Both Akane and Kotarou are part of the 200-meter event. She wins hers easily, drawing the praise of her fellow track club member Hira Takumi (Tamaro Atsushi). He’s clearly destined to be a threat at the very least – he has both common ground with Akane and an interest, and the rumors are already simmering. Kotarou is determined to make an impression when it’s his turn, but Hira wins the boys event easily – and Kotarou falls, injuring his hand. He’s treated by Nishio Chinatsu (Murakawa Rie) who likewise seems destined to play a significant role in the romantic Shogi match at the heart of this series.
Tsuki ga Kirei makes it clear that there potentially tangled threads here, but it doesn’t manufacture drama for its own sake – for now at least, Akane and Kotarou are haltingly focused on each other. It seems the sports festival is destined to pass without the lead pair doing more than observing each other from afar, but fate intervenes when Akane loses her potato squeezie while preparing the boxes for the scavenger hunt (and in her distraction, fails to finish). Kotarou quietly sets about finding it for her, which he eventually does – presenting it to her after she too has messed up, in the final event, the relay (she drops the baton – a metaphor cruelly crossing over into the literal world).
I could begin in so many places in talking about all the ways the was this all plays out impresses me. Tsuki ga Kirei is wonderful with the small things – its a very observational series. For example, the way Kotarou is irritated when Nishio bandages his hand sloppily, revealing his fastidious nature (unusual for a middle-school boy). The way he stops in mid-sentence when his voice breaks when he presents Akane’s totem back to her. The way his reverence for his literary hero, Dazai, is slowly evolving beyond schoolboy worship as his practical experience tells him that Dazai was wrong about a lot. “Be laughed at, and become strong” is not an appealing option for a middle-schooler – and his proof that we can indeed be influenced by others comes when Akane’s courage in running despite her dislike of an audience encourages him to finally show off one of his stories (to his bookseller friend).
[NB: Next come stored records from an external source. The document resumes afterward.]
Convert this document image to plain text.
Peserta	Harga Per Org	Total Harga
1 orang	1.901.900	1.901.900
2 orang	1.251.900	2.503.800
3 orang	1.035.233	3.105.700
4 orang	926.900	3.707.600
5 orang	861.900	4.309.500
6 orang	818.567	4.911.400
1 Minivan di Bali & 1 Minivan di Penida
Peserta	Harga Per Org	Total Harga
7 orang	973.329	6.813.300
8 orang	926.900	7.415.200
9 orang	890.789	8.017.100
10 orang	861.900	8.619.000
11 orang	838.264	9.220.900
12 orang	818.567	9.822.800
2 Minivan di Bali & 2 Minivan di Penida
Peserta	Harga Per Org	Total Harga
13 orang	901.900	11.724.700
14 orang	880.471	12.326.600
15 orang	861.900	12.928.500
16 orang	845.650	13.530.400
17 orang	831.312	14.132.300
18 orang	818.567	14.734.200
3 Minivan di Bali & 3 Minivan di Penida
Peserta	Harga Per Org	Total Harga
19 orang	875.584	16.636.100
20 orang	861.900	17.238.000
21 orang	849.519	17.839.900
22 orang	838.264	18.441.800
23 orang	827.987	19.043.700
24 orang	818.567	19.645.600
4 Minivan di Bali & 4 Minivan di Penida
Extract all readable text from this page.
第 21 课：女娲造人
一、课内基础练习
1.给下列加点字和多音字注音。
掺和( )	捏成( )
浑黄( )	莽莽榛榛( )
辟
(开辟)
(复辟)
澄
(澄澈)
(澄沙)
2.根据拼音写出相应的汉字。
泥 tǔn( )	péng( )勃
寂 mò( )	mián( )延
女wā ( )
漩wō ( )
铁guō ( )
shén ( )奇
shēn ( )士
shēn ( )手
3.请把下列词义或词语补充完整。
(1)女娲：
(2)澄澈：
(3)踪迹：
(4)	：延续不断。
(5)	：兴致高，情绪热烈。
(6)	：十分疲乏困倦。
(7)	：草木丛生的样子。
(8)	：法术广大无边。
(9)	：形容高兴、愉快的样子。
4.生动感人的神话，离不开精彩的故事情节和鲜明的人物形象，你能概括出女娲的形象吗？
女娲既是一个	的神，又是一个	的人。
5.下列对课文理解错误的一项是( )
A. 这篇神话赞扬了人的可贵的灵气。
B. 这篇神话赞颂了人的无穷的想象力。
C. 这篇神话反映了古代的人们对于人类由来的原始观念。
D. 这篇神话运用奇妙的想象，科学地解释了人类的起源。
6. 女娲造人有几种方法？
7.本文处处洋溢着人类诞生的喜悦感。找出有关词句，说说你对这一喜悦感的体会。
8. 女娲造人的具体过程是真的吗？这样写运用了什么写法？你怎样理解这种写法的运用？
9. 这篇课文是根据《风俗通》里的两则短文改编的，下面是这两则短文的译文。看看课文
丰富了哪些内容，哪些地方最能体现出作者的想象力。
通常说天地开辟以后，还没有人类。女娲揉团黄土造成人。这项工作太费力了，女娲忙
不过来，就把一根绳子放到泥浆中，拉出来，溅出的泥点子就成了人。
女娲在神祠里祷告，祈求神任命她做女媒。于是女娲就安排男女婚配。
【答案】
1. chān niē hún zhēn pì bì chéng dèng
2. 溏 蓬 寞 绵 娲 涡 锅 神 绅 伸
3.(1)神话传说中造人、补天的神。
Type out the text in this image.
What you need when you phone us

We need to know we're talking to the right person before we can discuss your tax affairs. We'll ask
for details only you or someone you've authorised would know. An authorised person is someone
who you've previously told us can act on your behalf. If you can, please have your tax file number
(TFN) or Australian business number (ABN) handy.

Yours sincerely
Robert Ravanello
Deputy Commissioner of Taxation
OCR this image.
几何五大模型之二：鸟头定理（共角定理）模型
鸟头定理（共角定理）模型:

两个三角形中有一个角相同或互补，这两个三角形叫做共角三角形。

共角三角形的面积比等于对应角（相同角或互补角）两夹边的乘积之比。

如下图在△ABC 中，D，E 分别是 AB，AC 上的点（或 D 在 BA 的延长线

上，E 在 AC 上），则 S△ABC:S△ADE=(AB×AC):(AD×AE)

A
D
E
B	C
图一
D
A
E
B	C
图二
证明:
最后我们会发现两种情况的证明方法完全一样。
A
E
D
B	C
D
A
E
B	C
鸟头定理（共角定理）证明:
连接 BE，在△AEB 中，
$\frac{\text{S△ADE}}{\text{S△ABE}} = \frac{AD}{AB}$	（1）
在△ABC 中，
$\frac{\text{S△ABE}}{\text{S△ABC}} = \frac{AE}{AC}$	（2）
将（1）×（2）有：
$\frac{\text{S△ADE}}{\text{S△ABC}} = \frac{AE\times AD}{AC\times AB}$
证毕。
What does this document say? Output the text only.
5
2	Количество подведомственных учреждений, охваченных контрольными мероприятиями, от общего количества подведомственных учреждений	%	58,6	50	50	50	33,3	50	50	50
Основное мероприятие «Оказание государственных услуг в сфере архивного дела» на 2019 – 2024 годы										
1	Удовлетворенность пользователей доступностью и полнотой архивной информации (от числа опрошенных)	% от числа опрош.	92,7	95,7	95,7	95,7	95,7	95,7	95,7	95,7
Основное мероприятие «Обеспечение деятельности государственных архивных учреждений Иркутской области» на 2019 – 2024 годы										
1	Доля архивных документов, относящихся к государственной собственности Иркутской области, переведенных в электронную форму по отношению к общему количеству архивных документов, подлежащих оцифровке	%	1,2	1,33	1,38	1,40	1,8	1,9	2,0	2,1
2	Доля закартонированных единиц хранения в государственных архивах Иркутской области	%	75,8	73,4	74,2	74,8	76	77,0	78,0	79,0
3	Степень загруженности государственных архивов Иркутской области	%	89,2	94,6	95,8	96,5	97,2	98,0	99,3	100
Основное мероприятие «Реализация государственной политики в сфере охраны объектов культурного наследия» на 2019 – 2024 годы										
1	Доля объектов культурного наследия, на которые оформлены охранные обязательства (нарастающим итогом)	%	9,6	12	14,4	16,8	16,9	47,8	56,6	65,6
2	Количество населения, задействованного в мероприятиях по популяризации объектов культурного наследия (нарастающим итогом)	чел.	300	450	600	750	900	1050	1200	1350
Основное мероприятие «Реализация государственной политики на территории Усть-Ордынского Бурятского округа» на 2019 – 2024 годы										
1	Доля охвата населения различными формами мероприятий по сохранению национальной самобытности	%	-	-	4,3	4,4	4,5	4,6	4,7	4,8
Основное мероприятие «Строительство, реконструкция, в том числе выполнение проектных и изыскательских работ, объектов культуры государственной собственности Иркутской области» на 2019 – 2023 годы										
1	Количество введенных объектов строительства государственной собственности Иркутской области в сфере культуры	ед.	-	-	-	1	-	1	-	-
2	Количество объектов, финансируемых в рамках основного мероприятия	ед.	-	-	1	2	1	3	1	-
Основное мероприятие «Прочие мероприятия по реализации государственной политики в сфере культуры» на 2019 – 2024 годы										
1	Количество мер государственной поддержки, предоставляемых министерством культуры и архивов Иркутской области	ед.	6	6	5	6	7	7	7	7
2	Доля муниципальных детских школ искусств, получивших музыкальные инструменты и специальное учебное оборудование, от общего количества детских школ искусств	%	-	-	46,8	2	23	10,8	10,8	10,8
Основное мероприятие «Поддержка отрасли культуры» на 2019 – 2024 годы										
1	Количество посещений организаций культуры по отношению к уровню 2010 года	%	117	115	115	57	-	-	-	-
Really, what Tsuki ga Kirei does so beautifully is to capture the experience of being a middle-schooler – one that often feels terribly dramatic, but isn’t generally filled with that much actual drama. Ancillary elements like the families are not overlooked, and it’s clear (especially with these hugely clever little omakes) that other facets of pubescent romance are going to be explored through other pairings. The main focus, though, is on Kotarou and Akane – their anxieties, their exhilarations, their first steps down the path of becoming a couple. It all comes together as a compelling and entertaining whole, and if it can maintain this standard of storytelling Tsuki ga Kirei is on course to be one of 2017’s best series.